The FDA offers sponsors multiple opportunities to discuss issues though the drug development process through a variety of different kinds of meetings, but lately, Novartis has had trouble getting on the agency's roster. "We've had meetings not approved for us recently because they don't have the resources [to accommodate] these burgeoning pipelines of ever more complicated products and processes that need guidance," MacLachlan said. "They don't have the people or time to address it for everybody."
Going global
Drug development tends to be global and the FDA is only one country's regulator. Firms interested in conducting cell therapy trials in multiple countries have to deal with different agencies with unique requirements.
Globally, the space has a long way to go to reach standardization in development and manufacturing, let alone agreement on what defines a cell therapy. Recently, the regulatory bodies and pharmaceutical industry members of the International Council for Harmonization of Technical Requirements for Pharmaceuticals for Human Use (ICH) issued a draft guideline that categorized "ex vivo genetically modified human cells" as gene therapies. Under this and FDA's definition, genetically modified autologous cell therapies are technically gene therapies. The ICH document is expected to be finalized in 2022.

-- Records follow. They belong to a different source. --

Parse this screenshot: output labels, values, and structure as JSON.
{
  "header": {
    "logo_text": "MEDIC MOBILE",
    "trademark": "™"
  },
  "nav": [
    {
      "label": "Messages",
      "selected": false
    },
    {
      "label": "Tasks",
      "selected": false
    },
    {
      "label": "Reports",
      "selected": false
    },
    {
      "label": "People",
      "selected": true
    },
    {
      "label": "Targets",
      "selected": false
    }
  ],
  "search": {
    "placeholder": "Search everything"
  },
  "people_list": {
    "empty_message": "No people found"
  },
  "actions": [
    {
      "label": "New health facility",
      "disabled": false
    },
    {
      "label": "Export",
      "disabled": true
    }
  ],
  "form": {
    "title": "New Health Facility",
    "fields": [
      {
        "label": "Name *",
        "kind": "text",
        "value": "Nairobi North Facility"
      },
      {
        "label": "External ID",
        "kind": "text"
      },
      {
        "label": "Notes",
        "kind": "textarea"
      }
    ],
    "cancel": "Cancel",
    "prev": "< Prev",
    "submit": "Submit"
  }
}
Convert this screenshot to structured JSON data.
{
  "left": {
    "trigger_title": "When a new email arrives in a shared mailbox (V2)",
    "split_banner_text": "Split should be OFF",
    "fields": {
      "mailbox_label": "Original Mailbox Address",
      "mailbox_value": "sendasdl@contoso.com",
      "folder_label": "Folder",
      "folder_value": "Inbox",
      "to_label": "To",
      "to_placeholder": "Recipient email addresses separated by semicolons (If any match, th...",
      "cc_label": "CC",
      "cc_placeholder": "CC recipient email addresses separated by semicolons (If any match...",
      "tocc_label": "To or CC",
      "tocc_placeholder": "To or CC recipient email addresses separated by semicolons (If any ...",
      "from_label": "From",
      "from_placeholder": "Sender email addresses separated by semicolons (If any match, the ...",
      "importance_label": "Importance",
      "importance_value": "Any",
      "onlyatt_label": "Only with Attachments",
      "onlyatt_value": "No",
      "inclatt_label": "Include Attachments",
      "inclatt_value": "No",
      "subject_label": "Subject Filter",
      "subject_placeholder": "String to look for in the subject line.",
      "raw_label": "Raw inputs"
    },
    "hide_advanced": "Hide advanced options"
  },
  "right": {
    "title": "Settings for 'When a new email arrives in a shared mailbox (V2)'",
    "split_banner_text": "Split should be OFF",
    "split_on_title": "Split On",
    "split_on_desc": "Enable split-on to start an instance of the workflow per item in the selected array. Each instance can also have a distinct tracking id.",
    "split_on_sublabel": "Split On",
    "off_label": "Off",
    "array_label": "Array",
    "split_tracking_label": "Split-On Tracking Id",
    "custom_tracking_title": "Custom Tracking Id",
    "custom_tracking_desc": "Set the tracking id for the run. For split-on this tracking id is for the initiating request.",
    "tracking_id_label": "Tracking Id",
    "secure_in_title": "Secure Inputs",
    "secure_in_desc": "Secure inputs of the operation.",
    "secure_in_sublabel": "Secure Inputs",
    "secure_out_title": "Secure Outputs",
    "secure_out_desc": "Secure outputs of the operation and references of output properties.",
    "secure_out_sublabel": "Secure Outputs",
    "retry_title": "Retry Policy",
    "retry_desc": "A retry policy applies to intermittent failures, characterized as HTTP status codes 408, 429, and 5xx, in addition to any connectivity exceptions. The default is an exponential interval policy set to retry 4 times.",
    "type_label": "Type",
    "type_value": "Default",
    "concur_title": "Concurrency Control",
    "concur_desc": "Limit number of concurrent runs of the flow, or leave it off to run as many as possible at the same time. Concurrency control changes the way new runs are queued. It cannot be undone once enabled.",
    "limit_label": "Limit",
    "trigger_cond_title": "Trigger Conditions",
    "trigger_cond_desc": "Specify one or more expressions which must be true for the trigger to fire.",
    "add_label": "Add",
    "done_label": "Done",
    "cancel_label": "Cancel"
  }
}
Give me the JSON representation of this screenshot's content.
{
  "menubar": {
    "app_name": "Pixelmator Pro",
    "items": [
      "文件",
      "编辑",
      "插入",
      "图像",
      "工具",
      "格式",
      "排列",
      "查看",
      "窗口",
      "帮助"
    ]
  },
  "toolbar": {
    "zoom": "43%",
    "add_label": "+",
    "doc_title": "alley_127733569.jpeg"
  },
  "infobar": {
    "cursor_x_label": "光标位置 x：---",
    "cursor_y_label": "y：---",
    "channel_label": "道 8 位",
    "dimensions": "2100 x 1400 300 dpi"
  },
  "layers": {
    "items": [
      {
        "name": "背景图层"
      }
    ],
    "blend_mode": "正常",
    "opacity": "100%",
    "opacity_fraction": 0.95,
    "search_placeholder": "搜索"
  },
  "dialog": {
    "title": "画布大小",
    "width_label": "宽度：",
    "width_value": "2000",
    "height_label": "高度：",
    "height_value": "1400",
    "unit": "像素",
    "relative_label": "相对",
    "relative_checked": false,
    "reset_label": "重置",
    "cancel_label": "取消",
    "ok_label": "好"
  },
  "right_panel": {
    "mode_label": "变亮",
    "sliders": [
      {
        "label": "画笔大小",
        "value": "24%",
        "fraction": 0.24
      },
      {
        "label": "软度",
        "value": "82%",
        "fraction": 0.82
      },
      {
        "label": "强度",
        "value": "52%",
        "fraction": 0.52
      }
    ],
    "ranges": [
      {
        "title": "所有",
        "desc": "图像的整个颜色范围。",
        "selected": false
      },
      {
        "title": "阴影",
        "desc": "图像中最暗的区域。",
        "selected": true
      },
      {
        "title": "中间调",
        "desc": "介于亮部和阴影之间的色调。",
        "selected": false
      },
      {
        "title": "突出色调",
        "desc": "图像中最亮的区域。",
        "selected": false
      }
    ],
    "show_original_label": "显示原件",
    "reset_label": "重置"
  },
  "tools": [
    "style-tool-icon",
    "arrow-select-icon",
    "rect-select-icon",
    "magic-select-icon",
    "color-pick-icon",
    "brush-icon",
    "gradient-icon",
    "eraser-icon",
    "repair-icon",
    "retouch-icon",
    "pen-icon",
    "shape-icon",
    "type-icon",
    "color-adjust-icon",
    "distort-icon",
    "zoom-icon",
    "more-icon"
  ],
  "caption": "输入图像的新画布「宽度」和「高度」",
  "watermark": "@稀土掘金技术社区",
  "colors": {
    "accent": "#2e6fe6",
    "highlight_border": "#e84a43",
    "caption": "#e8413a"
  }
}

"Each country has its own flavor" when it comes to manufacturing and product release controls, Rigenerand's Dominici observed. But these seemingly "little differences might become big differences at the end when you're transferring your product into the clinic."
Grilley added that regulatory bodies in different countries have different aspects of the drug development process they are lenient and strict about. However, the formation of international consortia like ISCT shows there is a "real push for consistency and collaboration," she said, noting that ISCT is planning a meeting of regulatory leaders next year to discuss standardization issues.
Despite the challenges and uncertainties, drugmakers and regulators are motivated to move the cell therapy field forward because they know cancer patients who are out of options are waiting for these new treatments. "We're all just trying to figure it out as we go along," Grilley said.